T13A-2960
Plate Tectonics 2.0: Using GPS to Refine Global Crustal Kinematics and Rewrite Textbooks

Monday, 14 December 2015
Poster Hall (Moscone South)
Corné Kreemer1, Geoffrey Blewitt1, Sarah Stamps2 and Elifuraha Saria3, (1)University of Nevada Reno, Nevada Bureau of Mines and Geology, Reno, NV, United States, (2)Virginia Polytechnic Institute and State University, Blacksburg, VA, United States, (3)Ardhi University, Dar Es Salaam, Tanzania
Abstract:
Any model of the Earth's inner workings should be consistent with the observed motion and deformation at its surface. The whole idea that the entire Earth's surface comprises of a dozen or so tectonic plates with no deformation in between them (as most textbooks will tell you) is embarrassingly outdated. The advent of high-precision GNSS measurements of crustal motion has led to the direct observation of plate motion, the confirmation of plate rigidity, and the refinement of crustal kinematics in diffuse plate boundary zones. With the rapidly growing number of continuous GPS (cGPS) stations (as well as campaign-style measurements) some of the earlier results can now be reassessed while at the same time we can continue to quantify the motion and deformation of a large part of the Earth's surface.

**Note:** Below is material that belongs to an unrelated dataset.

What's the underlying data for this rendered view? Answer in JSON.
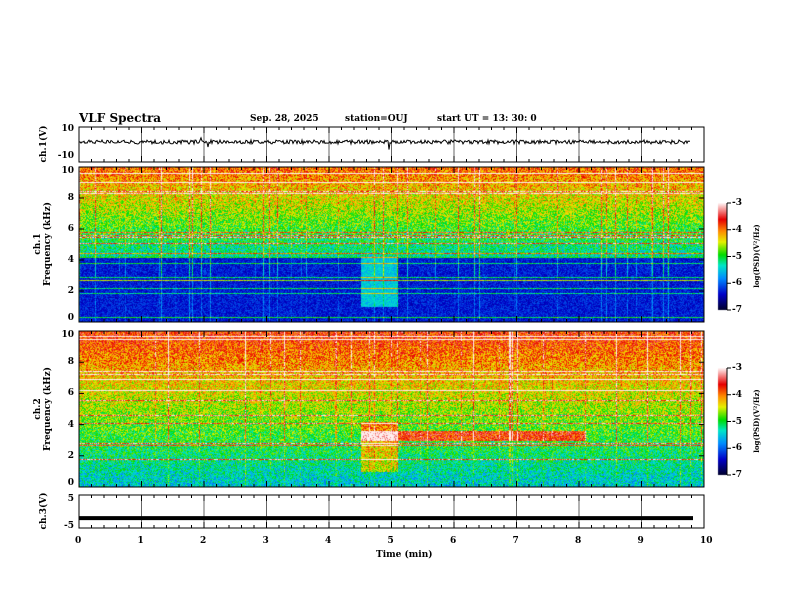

We present the latest version (v. 2.2) of the Global Strain Rate Model (GSRM), which is almost entirely constrained by horizontal GPS velocities. The model contains the rigid-body rotations of 50 plates as well as strain rate and vorticity estimates at a high spatial resolution for the ~14% of the Earth's surface that is caught up in between the plates. Resulting global or regional maps of dilatation, vorticity, and strain tensor amplitude and style, are poised to augment standard textbook images of plate motions, and we anticipate that they will foster further scientific and educational inquiry.

GSRM v2.2 is constrained by >24,000 velocities. Of those ~7900 were determined by us from time-series that we obtained through a routine processing of all globally available RINEX data. Many of these stations were not installed with the intention to track crustal motions, but often are very usable. This station category is currently the biggest contributor to the data explosion; our solution has >1100 more stations compared with the previous solution of just 18 months ago. We transform to our solution GPS velocities from >250 published studies, >30 more than in the previous solution.